Zitat aus: Das Naturgartenhandbuch für Praktiker von A. Winkler und H. C. Salzmann 1989
«Nicht jedermann wird sofort und in aller Konsequenz einen Naturgarten einrichten wollen. Das ist verständlich: Wer kann schon seine Ansichten, sein Empfinden für Sauberkeit und Ordnung so einfach über Bord werfen? Doch was heisst Ordnung? Sind unsere Gärten ordentlich, wenn sie aufgeräumt, sauber geputzt und schädlingsfrei sind? Verstecken sich hinter dieser vordergründigen Ordnung nicht eher eine Unordnung? Wenn wir die Teile einer Maschine sauber geputzt nebeneinander legen, so ist das auch ordentlich. Doch es genügt uns nicht: Von der Maschine verlangen wir die gleiche Ordnung, die wir auch in unseren Gärten verwirklichen müssen: eine funktionierende Ordnung, in der alle Teile sinnvoll ineinandergreifen. Das heisst: Wirklich in Ordnung sind unsere Gärten erst, wenn die Natur darin ‹funktioniert›, die Kreisläufe geschlossen sind, Boden und Luft nicht verschmutzt werden. Wir verabschieden uns deshalb von der Unordnung herkömmlicher Gärten und führen schrittweise eine neue, wirkliche Ordnung ein – angefangen vom biologischen Gemüsebau bis hin zum Naturgarten.»
Was zeichnet einen Naturgarten aus?
In naturnahen Gemüse- und Ziergärten stehen die einzelnen Pflanzen im Zentrum. Sie werden biologisch gepflegt, gejätet, aufgebunden – so, dass das gewünschte Bild erhalten bleibt oder eine gute Ernte resultiert. Einheimische Pflanzen sind nur selten anzutreffen. Es herrscht immer noch ein grosses Mass an Unordnung.
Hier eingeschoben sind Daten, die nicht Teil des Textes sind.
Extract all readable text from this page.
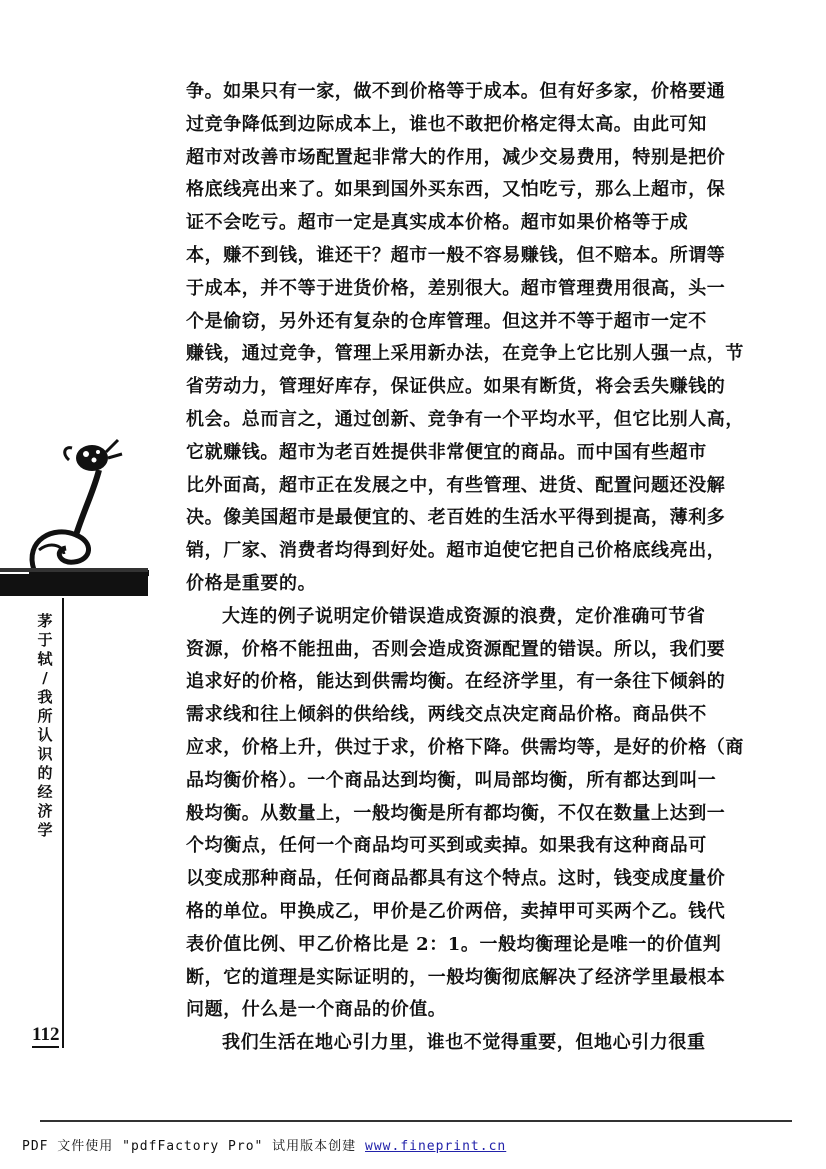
茅
于
轼
/
我
所
认
识
的
经
济
学
112
争。如果只有一家，做不到价格等于成本。但有好多家，价格要通
过竞争降低到边际成本上，谁也不敢把价格定得太高。由此可知
超市对改善市场配置起非常大的作用，减少交易费用，特别是把价
格底线亮出来了。如果到国外买东西，又怕吃亏，那么上超市，保
证不会吃亏。超市一定是真实成本价格。超市如果价格等于成
本，赚不到钱，谁还干？超市一般不容易赚钱，但不赔本。所谓等
于成本，并不等于进货价格，差别很大。超市管理费用很高，头一
个是偷窃，另外还有复杂的仓库管理。但这并不等于超市一定不
赚钱，通过竞争，管理上采用新办法，在竞争上它比别人强一点，节
省劳动力，管理好库存，保证供应。如果有断货，将会丢失赚钱的
机会。总而言之，通过创新、竞争有一个平均水平，但它比别人高，
它就赚钱。超市为老百姓提供非常便宜的商品。而中国有些超市
比外面高，超市正在发展之中，有些管理、进货、配置问题还没解
决。像美国超市是最便宜的、老百姓的生活水平得到提高，薄利多
销，厂家、消费者均得到好处。超市迫使它把自己价格底线亮出，
价格是重要的。
大连的例子说明定价错误造成资源的浪费，定价准确可节省
资源，价格不能扭曲，否则会造成资源配置的错误。所以，我们要
追求好的价格，能达到供需均衡。在经济学里，有一条往下倾斜的
需求线和往上倾斜的供给线，两线交点决定商品价格。商品供不
应求，价格上升，供过于求，价格下降。供需均等，是好的价格（商
品均衡价格）。一个商品达到均衡，叫局部均衡，所有都达到叫一
般均衡。从数量上，一般均衡是所有都均衡，不仅在数量上达到一
个均衡点，任何一个商品均可买到或卖掉。如果我有这种商品可
以变成那种商品，任何商品都具有这个特点。这时，钱变成度量价
格的单位。甲换成乙，甲价是乙价两倍，卖掉甲可买两个乙。钱代
表价值比例、甲乙价格比是 2：1。一般均衡理论是唯一的价值判
断，它的道理是实际证明的，一般均衡彻底解决了经济学里最根本
问题，什么是一个商品的价值。
我们生活在地心引力里，谁也不觉得重要，但地心引力很重
PDF 文件使用 "pdfFactory Pro" 试用版本创建 www.fineprint.cn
Im Naturgarten streben wir eine Lebensgemeinschaft von Tieren, Pflanzen und Menschen an. Es stehen nicht mehr die einzelnen Pflanzen im Vordergrund, sondern die lebendige Vielfalt. Jedes Element, jede Strucktur wird als Lebensraum verstanden. Es finden sich vor allem einheimische Pflanzen und natürliche Baustoffe. So entsteht an jedem Ort mit den verschiedenen Standortvoraussetzungen und den verschiedenen Vorstellungen und Bedürfnissen der Menschen ein anderes Bild, eine andere Vielfalt. Dafür gibt es kein Rezept. Wir beobachten, lenken, begleiten Entwicklungen und freuen uns an der Dynamik, welche sich einstellt. Es wird nicht möglich sein eine bestimmte, jahrhunderte alte Trockenwiese in einem Garten nachzubilden, da fehlen die Voraussetzungen und die Zeit. Es ist aber immer möglich einer Vielzahl an Pflanzen, Insekten und anderen Tieren einen wohlgestalteten, naturnahen Lebensraum zu bieten. Damit tragen wir wesentlich zur Erhaltung einer hohen Biodiversität bei, schonen Ressourcen und verschmutzen die Umwelt nicht. In einem naturnah gestalteten Garten fühlen wir Menschen uns sehr wohl. Naturgarten macht schön.